# Looking for Website search engine submitting program



## XeoNoX (Aug 26, 2009)

I just made a website and was looking for a good program that would submit my website to most of the major search engines.

If someone could please list some FREE ones as well as pay ones it would be nice. Thanks


----------



## twilyth (Aug 26, 2009)

I'm a web design newb.

Does that really help?  I thought Google looked at cross-links, hits, etc.  Maybe meta tags too.

How do they help?


----------



## erocker (Aug 26, 2009)

Go to the search engines directly and sign up. They all have their own submitting program which usually entails a phone call or them sending a letter to verify your site.


----------



## Sir_Real (Aug 26, 2009)

twilyth said:


> I'm a web design newb.
> 
> Does that really help?  I thought Google looked at cross-links, hits, etc.  Maybe meta tags too.
> 
> How do they help?



I used to host a website going back 3 or 4 yrs now. I found cross links are by far the best way to get your site moved higher up search results. Most sites appear on google after around 50,000 to 100,000 hits. Having people post your site on forums is the easiest way to gain traffic.

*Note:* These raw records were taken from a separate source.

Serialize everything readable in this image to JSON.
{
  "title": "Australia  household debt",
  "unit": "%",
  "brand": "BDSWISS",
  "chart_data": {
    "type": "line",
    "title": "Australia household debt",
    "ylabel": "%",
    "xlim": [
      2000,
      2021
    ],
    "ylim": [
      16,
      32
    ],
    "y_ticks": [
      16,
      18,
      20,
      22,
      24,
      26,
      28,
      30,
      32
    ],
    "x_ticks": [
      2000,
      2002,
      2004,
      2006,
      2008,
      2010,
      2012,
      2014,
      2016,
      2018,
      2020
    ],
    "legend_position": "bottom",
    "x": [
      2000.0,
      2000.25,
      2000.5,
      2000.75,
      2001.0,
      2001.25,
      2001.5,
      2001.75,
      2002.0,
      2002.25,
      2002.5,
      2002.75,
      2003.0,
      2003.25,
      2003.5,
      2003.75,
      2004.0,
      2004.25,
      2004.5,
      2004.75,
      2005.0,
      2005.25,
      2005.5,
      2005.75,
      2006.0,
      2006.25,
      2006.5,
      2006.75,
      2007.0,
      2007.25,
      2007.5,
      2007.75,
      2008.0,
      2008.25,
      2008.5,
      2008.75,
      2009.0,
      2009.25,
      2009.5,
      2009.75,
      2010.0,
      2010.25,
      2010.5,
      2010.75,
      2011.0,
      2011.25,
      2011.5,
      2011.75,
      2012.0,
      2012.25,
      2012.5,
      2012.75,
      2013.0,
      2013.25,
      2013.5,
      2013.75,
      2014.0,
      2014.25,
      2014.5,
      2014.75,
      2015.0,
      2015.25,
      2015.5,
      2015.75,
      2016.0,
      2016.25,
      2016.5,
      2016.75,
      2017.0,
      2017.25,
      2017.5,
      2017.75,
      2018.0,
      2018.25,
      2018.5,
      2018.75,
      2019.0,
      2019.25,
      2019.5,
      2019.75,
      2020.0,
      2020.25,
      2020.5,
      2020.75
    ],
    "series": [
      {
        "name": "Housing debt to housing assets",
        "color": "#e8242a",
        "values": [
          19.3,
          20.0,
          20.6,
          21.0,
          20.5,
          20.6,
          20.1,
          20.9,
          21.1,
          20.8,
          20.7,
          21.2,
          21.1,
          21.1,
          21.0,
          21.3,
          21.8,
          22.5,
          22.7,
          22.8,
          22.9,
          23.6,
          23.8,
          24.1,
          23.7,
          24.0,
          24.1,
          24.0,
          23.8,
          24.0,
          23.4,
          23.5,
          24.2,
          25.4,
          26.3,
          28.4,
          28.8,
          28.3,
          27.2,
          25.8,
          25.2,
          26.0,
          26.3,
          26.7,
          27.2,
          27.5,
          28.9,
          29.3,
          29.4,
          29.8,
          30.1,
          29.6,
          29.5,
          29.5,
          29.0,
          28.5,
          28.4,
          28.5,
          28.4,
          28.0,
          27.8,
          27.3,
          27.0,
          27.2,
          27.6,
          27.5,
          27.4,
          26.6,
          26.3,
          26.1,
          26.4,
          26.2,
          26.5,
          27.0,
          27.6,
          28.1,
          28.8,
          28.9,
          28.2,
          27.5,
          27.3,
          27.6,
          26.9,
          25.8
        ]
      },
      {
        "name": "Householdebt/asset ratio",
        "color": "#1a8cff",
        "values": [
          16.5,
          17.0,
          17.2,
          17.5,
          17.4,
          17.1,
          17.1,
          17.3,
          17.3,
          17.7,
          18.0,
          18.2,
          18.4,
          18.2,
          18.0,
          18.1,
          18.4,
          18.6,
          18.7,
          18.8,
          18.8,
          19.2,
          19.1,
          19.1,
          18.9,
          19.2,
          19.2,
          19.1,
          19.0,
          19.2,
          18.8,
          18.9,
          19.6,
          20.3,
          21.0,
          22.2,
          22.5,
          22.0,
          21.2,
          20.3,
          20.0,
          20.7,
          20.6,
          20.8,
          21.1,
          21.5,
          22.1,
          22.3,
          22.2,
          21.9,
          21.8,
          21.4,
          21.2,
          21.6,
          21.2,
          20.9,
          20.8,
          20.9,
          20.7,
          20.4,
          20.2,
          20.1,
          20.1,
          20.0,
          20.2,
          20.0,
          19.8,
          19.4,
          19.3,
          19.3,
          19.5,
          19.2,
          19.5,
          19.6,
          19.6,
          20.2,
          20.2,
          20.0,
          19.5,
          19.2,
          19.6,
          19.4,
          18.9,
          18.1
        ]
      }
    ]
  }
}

I didnt see any gain from adding meta tags. As for a program to get a website on search engines ! Do such progs excist ?


----------



## stuartpb (Aug 26, 2009)

There is a free application called WEBCEO, which will automate search engine submissions, but with some of them you have to verify the submission by email. The app does keyword optimisation/density etc etc scans plus a boatload of other useful stuff. There is a pro version but I have never needed to use it. You can find it here:

http://www.webceo.com/

I have used it on every website I have developed, and it will get you listed. Keywords are still important in getting first page rankings but you have to choose them wisely and back it up with relevant content. Hope it helps

Cheers,

Stu


----------



## Braveheart (Sep 20, 2009)

with google, you embed an HTML meta tag that Google sends you when you sign up.


----------